Liberté, liberté chérie

Le totalitarisme, la dictature sont les dangers majeurs pour la démocratie et le citoyen. La liberté de la presse, tous les textes universels et constitutionnels en attestent, est une condition essentielle et nécessaire de la démocratie.
Le journalisme libre, surtout s'il est fraîchement libéré et un peu ivre de cette liberté, en particulier s'il est exercé sans compétences et sans principes professionnels forts, constitue un danger pour les puissants mais aussi pour les citoyens modestes laminés par le pouvoir et l'arrogance de journalistes qui confondent leur rôle d'informateur et de commentateur pour s'ériger en policiers, en juges, en donneurs de leçons, voire en perroquets au service de la pensée unique, ou prisonniers du politiquement correct. L'absence de libertés est par nature oppressive. L'abus ou le mauvais usage de la liberté est à terme liberticide et peut générer un appareil répressif. L'équilibre se situe entre liberté et responsabilité, et devoir d'informer, droit d'être informé, entre droit de dire et respect de la personne. Les journalistes ont des droits et des devoirs, les citoyens ont le droit de confronter l'information reçue à la réalité vécue; la société doit organiser un compromis entre liberté et licence. Jamais la presse écrite, la radio, la télévision ne peuvent être des vecteurs de haine. La liberté de la presse est une liberté récente et fragile. Elle a deux cents ans dans certains pays, quelques années pour d'autres, aucune existence ailleurs. C'est dans un contexte mondial perturbé où règnent la force sans retenue et la violence aveugle que les 36e Assises de la presse francophone abordent du 18 au 21 novembre un thème particulièrement d'actualité: « la protection des journalistes: un enjeu démocratique ».
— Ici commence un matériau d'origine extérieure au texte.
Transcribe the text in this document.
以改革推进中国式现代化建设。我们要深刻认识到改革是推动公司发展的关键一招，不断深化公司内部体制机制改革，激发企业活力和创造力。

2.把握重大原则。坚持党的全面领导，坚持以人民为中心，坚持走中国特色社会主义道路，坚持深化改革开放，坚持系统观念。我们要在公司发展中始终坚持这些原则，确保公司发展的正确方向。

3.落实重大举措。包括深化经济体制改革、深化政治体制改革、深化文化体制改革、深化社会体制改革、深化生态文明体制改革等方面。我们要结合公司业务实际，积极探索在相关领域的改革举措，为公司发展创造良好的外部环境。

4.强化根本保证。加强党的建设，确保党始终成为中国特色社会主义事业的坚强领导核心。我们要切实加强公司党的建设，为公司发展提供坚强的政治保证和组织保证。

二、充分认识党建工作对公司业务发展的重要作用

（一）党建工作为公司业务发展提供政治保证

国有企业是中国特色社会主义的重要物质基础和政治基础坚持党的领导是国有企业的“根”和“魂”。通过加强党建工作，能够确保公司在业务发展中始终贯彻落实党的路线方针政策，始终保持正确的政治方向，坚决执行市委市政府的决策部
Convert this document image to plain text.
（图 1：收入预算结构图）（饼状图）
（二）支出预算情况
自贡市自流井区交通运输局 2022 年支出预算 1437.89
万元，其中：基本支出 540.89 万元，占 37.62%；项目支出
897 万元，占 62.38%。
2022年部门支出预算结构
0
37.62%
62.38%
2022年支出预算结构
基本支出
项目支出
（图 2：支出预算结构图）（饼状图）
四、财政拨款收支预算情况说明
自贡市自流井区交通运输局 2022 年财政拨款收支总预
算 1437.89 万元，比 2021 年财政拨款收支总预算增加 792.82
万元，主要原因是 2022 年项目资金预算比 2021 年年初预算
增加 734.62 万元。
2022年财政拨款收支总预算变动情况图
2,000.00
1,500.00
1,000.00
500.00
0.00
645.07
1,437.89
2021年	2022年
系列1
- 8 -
L'évolution du climat international et des conditions dans lesquelles les journalistes doivent remplir leur fonction d'information, partout dans le monde, notamment dans des situations de conflits, entraîne des conséquences lourdes et douloureuses: de plus en plus nombreux sont les journalistes menacés, voire assassinés, les pays où le droit à l'information est bafoué, les événements au cours desquels le travail des journalistes est freiné, ou au contraire canalisé et utilisé à des fins partisanes.
Parce que la liberté de la presse est l'un des piliers de la démocratie et de l'expression libre des idées et des opinions, l'Union internationale de la presse francophone a voulu - en organisant cette réflexion dans le cadre de ses 36e assises autour de quatre séances plénières consacrées au métier de journaliste, à la profession face aux Etats, et face aux pressions économiques et enfin à la Francophonie au service du pluralisme médiatique -, attirer solennellement l'attention des chefs d'Etat francophones sur la nécessité de protéger leurs journalistes, non seulement contre toutes les tentations de censure ou de limitation de la liberté de la presse, mais aussi contre les risques physiques qui pèsent sur eux dans les situations de crise. La participation de très nombreux journalistes, venus de tous les horizons, contribuera à donner à cet appel solennel une portée internationale, dépassant les seules limites de la Francophonie À nos yeux en effet cette organisation peut et doit devenir le bouclier de la liberté de l'information dans le monde.

Les journalistes sont les petits soldats des Lumières pour le combat du rationnel contre l'irrationnel, de la clarté de jugement contre la confusion des valeurs, du courage éthique contre la tiédeur, le suivisme et la manipulation, de la compétence professionnelle contre la déformation ou tout simplement l'approximation.

Hervé Bourges
président international de l'UPF.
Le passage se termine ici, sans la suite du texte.